Fig. 2: Unsupervised approach generates clusters enriched in tiles from patients with poor outcome, with good representation of the three cohorts, and predicting disease-free survival while providing tile clusters important for that prediction.

a UMAP with the 26 Leiden clusters found at resolution 0.75. b PAGA representation of the Leiden clusters with node connections. The size of the nodes is proportional to the number of tiles and their color is proportional to the proportion of tiles associated with good/poor outcome patients. c UMAP with colors showing tiles associated with good/poor outcome patients (green/orange). Each dot is a tile. d Univariate analysis comparing the c-index (average of a 3-fold cross validation) for the prediction of the RFS for the development cohort (NYU + UCSF) and on the external cohorts (CAUSA, Mayo). c-index below 0.5 (green) indicates lower risk of poor outcome, while c-index above 0.5 (orange) indicates higher risk of poor outcome. e Details of panel c for two clusters where the development cohort and the external cohort show the same trend (See Supplementary Fig. 6 for all clusters). Error bars show the confidence interval. f Projection on the PAGA of the HPCs showing coherent trends for both the cross-validation on the development cohort, and on the external cohorts. g Kaplan–Meier curve of predicted high and low risk patients of having a poor outcome from the unsupervised HPL approach using a Cox regression, 3-fold cross-validation on the development cohort (NYU + UCSF).
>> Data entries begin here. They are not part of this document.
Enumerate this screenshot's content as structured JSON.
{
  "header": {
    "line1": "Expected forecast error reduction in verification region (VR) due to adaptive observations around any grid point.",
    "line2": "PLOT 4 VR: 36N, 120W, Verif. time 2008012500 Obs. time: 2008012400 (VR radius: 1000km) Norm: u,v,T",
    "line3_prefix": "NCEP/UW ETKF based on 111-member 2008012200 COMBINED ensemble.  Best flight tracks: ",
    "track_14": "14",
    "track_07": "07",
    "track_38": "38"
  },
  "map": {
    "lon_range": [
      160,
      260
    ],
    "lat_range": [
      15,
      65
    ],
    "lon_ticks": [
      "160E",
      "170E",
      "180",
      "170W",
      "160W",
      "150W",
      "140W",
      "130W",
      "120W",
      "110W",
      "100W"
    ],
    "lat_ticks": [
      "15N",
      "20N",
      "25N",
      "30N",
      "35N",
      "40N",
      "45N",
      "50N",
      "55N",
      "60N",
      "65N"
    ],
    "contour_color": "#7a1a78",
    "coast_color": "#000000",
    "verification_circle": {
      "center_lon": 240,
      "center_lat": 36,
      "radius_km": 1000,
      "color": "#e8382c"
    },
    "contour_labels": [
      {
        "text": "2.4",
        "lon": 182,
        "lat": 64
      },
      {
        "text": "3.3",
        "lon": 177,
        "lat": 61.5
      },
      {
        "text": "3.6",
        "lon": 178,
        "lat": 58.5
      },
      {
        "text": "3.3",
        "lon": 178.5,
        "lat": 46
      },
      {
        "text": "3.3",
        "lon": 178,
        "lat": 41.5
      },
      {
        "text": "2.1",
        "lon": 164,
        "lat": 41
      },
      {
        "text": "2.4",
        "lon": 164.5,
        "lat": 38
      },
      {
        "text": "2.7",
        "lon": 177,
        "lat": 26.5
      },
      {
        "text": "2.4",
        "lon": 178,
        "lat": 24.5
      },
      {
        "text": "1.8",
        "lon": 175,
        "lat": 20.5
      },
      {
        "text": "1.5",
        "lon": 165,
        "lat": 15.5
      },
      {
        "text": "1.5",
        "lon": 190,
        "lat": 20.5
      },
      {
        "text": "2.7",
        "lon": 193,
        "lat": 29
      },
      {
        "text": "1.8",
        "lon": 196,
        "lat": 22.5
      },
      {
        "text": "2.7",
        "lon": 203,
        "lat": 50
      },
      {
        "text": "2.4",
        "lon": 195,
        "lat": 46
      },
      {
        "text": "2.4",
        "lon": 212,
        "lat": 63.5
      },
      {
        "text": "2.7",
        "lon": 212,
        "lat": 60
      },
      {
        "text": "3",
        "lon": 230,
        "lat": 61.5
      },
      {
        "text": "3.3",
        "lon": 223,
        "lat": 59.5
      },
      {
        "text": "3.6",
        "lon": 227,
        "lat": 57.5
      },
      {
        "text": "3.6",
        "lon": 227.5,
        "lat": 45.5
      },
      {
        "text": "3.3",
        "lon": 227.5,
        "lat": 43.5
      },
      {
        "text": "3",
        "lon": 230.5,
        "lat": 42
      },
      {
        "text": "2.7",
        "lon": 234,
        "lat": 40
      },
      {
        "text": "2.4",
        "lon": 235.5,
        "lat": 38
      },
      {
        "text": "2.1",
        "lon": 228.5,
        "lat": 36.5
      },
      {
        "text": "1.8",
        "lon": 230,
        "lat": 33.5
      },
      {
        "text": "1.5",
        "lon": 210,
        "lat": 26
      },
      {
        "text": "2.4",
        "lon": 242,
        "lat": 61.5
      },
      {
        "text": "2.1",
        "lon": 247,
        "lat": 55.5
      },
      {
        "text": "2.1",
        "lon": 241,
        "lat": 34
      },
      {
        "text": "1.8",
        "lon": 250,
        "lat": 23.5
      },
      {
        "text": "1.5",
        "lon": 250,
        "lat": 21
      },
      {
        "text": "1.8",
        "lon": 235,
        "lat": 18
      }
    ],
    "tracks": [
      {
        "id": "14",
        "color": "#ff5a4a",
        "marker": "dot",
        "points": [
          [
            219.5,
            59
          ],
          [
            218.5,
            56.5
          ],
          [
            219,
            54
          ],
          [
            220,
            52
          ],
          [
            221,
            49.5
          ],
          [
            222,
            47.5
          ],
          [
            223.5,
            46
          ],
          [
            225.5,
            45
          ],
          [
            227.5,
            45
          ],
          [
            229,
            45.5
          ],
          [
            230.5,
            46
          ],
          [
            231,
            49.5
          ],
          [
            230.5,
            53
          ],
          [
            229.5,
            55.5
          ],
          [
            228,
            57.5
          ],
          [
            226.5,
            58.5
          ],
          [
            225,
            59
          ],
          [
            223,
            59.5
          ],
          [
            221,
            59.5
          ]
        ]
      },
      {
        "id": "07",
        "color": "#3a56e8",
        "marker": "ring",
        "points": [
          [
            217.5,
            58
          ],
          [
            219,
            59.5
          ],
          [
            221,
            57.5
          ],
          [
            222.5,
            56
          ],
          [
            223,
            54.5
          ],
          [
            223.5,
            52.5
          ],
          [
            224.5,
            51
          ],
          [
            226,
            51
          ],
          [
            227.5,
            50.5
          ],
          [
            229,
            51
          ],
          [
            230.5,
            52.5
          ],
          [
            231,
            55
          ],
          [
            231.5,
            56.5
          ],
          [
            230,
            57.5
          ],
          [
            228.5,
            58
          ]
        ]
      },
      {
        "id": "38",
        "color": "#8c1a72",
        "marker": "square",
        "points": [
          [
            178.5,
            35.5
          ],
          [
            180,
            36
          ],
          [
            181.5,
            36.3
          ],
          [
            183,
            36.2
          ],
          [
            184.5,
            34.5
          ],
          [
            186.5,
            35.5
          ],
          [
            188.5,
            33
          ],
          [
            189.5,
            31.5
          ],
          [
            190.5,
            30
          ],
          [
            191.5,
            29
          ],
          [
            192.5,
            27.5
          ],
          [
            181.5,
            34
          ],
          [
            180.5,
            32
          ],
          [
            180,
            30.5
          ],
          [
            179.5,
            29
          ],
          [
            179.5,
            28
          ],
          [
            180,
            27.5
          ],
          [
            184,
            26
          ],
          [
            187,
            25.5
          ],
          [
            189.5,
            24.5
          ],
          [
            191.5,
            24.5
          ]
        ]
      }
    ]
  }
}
First row is computed using the whole dataset, while second and third show a subset of patient with stage T2a (BWH staging) and T2 (AJCC staging) only. Error bars show 95% confidence interval (CI). 95% CI of hazard ratio (logrank) is shown between brackets. The median value computed on the whole dataset is used to split low from high risk patients. h Same as g but using the Mayo as a test cohort. i Same as g but using the CAUSA as a test cohort.